Fish, fishing poles, and Medford’s per capita spending
In canvassing door to door for votes, my pitch usually ends in "If there's anything on your mind about living in Medford, I'd love to hear it!" Naturally, the things on residents' minds are often features around their own property. For example:
On Main Street, a slab of sidewalk that used to house a tree which was no longer there. Instead, there was just a piece of missing sidewalk, overgrown with grass. The residents living in front of that slab reported it to the city, and — going just by their side of the story — the city had marked it as fixed without doing anything about it.
A man in the Hillside area showed me a tree outside of his house that had, for the past ten years, been breaking his garden wall. He explained that the city had chosen to plant a Green Lindon — a cheaper option than, say, White Oak — which had roots that spread outwards instead of down.
Two women who lived near two different privately owned roads that were, at one time, riddled with potholes, who wanted the city to maintain them.
An 81-year-old man in West Medford, using a cane, who explained that he had been complaining about the state of the sidewalk around his house since the 1980s and had never been able to get the city to take it seriously. He often tripped and fell.
A woman near Tufts Alumni fields whose backyard was permanently flooded by the work done there.
A man who called me up and asked what was being done about the many potholes on Golden Avenue. He'd heard from a few past councilors that money had been allocated for that — and nothing had yet happened.
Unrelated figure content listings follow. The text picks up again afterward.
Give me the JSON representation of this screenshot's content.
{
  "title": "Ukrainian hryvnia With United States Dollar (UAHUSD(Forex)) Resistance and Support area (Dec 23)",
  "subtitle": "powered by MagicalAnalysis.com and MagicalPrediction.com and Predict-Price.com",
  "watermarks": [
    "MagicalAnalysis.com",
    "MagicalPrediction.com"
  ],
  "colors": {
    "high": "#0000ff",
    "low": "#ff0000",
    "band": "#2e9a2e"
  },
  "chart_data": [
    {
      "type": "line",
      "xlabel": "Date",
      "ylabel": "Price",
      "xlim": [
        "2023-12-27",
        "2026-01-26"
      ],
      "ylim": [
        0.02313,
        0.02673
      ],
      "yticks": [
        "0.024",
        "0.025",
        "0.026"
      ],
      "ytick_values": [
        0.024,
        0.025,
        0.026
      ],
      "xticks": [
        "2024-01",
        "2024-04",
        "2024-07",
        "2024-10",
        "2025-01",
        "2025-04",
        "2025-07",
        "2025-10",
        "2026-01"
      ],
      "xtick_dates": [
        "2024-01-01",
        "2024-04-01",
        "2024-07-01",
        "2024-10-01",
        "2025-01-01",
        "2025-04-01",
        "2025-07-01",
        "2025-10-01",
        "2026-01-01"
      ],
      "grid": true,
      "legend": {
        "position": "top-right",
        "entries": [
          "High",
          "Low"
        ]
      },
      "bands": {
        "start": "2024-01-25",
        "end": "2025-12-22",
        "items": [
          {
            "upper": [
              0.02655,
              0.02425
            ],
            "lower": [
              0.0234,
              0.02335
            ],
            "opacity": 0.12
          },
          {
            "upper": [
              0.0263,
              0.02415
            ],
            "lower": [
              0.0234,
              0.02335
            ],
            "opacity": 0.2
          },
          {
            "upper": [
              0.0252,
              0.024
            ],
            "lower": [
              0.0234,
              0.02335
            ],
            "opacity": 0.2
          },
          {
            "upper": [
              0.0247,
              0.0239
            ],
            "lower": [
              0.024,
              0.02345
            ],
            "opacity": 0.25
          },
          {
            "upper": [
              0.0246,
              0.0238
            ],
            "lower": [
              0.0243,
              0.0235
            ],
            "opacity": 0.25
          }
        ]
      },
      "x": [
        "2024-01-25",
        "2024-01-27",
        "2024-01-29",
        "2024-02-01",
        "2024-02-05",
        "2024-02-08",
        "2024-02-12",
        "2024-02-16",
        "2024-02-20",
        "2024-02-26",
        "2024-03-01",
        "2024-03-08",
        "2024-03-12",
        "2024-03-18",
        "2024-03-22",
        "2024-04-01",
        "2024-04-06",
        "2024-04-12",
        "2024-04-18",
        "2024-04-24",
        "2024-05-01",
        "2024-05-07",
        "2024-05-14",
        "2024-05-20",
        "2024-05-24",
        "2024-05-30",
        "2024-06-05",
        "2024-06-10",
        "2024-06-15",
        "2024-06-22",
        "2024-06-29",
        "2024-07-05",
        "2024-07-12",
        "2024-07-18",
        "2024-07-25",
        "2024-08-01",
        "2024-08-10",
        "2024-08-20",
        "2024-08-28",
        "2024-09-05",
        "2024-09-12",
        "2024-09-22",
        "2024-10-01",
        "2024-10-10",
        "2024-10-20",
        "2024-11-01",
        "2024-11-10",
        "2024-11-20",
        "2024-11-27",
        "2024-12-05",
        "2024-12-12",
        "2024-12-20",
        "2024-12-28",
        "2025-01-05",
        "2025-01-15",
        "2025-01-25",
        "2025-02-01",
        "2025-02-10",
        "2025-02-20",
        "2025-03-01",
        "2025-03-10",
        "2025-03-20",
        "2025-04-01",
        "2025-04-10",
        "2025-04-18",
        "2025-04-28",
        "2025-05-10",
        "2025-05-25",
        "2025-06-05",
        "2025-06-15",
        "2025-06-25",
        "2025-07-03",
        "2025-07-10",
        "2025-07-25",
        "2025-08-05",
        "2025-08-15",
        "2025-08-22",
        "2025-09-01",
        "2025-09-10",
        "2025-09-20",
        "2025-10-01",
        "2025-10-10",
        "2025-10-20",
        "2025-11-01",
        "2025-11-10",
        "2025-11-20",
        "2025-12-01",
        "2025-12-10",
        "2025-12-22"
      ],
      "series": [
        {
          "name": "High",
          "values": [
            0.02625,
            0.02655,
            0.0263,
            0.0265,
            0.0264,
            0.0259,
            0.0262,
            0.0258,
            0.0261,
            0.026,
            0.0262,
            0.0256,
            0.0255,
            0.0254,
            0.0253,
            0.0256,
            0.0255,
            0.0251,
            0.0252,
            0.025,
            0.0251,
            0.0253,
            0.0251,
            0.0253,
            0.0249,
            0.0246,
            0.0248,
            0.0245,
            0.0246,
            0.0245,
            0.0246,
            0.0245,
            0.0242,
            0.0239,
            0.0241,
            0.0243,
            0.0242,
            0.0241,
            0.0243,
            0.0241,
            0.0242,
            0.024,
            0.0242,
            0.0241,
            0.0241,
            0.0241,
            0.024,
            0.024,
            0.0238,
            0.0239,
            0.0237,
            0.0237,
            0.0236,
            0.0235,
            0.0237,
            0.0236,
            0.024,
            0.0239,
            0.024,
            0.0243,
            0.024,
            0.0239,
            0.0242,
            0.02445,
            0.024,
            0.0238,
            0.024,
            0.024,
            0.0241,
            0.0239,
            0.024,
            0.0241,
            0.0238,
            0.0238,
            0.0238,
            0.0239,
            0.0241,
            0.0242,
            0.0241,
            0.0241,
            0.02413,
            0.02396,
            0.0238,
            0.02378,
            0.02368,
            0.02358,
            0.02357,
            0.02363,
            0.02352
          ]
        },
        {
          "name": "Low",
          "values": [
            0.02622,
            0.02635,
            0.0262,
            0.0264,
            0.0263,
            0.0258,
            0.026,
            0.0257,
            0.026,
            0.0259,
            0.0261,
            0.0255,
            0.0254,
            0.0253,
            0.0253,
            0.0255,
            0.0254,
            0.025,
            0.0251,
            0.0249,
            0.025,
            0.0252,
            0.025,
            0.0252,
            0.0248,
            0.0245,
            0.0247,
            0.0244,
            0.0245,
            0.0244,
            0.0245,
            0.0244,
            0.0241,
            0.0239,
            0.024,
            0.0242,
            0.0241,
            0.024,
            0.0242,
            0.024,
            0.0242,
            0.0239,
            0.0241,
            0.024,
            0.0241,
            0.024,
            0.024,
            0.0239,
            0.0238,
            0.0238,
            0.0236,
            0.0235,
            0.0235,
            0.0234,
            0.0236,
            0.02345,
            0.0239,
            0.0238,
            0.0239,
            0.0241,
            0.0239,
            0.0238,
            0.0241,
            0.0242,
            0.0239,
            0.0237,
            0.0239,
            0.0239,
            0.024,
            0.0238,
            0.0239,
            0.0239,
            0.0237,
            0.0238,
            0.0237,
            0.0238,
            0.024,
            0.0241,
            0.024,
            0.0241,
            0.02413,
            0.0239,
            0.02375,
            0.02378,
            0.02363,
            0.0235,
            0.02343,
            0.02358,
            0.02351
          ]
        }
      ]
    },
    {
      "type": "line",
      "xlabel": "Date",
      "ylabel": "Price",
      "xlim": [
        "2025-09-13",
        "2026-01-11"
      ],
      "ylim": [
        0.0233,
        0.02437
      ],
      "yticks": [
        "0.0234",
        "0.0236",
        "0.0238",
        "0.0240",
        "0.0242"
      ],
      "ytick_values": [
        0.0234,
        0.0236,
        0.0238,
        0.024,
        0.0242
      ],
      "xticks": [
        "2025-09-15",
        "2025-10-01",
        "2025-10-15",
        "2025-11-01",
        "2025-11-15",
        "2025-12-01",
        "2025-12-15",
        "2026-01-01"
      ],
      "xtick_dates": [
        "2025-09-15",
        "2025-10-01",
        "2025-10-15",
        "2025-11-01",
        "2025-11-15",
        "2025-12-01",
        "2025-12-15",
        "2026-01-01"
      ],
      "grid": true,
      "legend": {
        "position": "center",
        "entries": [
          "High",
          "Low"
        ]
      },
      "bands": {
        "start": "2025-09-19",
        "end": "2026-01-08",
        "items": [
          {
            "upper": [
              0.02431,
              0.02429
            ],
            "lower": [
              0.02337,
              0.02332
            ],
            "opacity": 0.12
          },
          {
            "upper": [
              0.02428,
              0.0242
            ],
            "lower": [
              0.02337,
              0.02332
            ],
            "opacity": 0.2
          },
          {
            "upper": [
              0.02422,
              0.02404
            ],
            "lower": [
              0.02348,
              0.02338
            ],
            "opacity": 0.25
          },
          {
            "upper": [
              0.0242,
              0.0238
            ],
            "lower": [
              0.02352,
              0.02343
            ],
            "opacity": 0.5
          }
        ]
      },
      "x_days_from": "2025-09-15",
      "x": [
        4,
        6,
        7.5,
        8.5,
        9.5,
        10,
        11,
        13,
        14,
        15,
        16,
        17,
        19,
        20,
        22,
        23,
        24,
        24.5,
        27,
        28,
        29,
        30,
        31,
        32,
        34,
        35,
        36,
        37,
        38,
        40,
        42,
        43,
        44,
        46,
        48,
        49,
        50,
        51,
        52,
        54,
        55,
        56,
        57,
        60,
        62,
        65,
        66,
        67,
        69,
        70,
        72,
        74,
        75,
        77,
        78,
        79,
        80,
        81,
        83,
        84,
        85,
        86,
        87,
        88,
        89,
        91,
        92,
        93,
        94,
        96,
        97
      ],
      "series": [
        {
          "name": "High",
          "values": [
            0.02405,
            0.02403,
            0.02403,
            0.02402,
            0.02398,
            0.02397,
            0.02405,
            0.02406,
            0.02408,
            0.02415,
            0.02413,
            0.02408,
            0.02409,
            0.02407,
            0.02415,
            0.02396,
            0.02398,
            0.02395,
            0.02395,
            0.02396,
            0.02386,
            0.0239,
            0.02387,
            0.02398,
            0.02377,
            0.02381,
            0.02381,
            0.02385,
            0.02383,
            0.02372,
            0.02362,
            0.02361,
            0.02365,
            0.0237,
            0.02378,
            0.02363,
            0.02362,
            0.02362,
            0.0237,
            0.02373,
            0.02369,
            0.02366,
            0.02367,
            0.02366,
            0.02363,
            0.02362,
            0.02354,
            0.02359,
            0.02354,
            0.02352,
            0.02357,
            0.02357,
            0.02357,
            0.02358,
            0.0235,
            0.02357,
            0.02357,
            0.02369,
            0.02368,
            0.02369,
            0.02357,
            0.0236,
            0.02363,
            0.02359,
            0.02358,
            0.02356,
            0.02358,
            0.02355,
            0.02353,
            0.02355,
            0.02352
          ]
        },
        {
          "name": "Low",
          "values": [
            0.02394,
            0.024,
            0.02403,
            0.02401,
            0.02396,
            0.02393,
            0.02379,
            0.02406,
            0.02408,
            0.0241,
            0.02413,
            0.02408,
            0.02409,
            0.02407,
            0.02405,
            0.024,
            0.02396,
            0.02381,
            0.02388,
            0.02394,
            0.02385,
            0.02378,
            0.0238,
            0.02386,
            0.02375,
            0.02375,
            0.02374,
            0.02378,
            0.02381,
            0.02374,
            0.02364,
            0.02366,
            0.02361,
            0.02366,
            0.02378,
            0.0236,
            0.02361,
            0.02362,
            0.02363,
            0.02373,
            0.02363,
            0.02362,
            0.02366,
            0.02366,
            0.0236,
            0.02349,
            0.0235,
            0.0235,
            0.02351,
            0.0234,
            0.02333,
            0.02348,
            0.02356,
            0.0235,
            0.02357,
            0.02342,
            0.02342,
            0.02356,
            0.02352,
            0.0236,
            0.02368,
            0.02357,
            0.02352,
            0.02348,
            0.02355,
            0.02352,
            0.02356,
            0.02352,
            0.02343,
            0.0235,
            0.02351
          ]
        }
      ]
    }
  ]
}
In deciding where to put resources, there's a balance between cost, demand (including how many people a project affects), and need. For instance, to investigate the Golden Avenue situation, I ended up calling a traffic engineer in city hall to ask. The engineer explained to me that that money was allocated to replace a gas pipe and that the road — or parts of it — would be replaced incidentally during that project. It was scheduled to be finished in the next year or so. They preferred to dedicate resources to gas leaks because those can explode. If I had as few resources as Medford does, I, too, would direct them towards making sure things don't explode.
There are 351 municipalities in the state of Massachusetts. 96 have a population greater than 20,000. Going by 2022 numbers, Boston is the biggest, with a population of 650,706; Worcester is in second place at 205,319; Medford is in 16th place with a population of 65,399. If you take the revenues and receipts data from the state's website and population data from another source, these numbers make Medford stand out in an interesting way among the larger municipalities. Medford's total receipts from the last fiscal year were $219,971,391; its population in 2022, again, was 65,399. If you divide these two numbers, you get $3363.53 spent per capita in Medford. For context, Cambridge (population 118,488) had $952,669,261 in receipts, giving it a ratio of $8040.22 per capita; Somerville (population 79,762) had $390,074,479, giving it a ratio of $4890.48 per capita; and Malden (population 64,712) had $230,724,600, giving it a ratio of $3565.41 per capita. Of the 96 municipalities in Massachusetts with a population greater than 20,000, Medford's per capita spending is third from last, ahead only of Bridgewater (population 28,780) and Amherst (population 40,059). Among all municipalities in Massachusetts, we rank 302 out of 351.
So, Medford is uniquely underfunded, especially for a city of our size, and this translates into a low-capacity city hall. The more I talk to people, the more it's dawning on me that city hall doesn't have the resources to handle every construction project outside every house that needs them, at least in the short term. So, knowing this, in these conversations, I'm careful to not promise residents that I'll fix their specific problem. It bugs me that I can't. But truly addressing the cause of these problems requires increasing the capacity of city hall, which requires more funding, and so I try to tell residents that we need to plant the seeds now — to invest — so that we can have a better local government in the future.
I'd heard, once, that a well-meaning piece of advice had been given from an older city councilor to a younger city councilor: you shouldn't try to pass an ordinance about something that can be handled with a phone call to the right person in city hall. I've thought about this tidbit a lot, and I think it represents an outdated way of thinking. During the ORM endorsements forum, School Committee Member Paul Ruseau complained that city councilors need to get away from the practice of doing one-off favors for people they know and focus on building workable systems that residents can then use to address their issues. It's better to tell people about a system for reporting potholes and then try to fix the flaws in that system when it fails, than it is to ask the city to repair a pothole for a friend because they called. Put another way: it's better spend $500 on fishing poles than $500 worth of fish.
This is, in large part, why we’re in the financial position we're in: past politicians in Medford have chosen to sell off fishing poles, then use that money to buy residents more fish. This contrasts with Somerville, which has a fishing pole factory in Assembly Row. Cambridge, which is already full of fish, chose to build its own factory in Kendall Square.
So, when talking to individual residents, I'm trying to divorce myself from the well-meaning idea that, if I were elected, I’d need to fix their individual problems in a one-off fashion. Instead, I’m trying to think more broadly about why the systems in place failed them. Don’t get me wrong — when people call me, I will help them, but with the intention of finding out why the system is so broken that they needed the personal help of an elected official in the first place. Going forward, council needs to think at a bigger scale and address the cause of the problem, not the symptoms.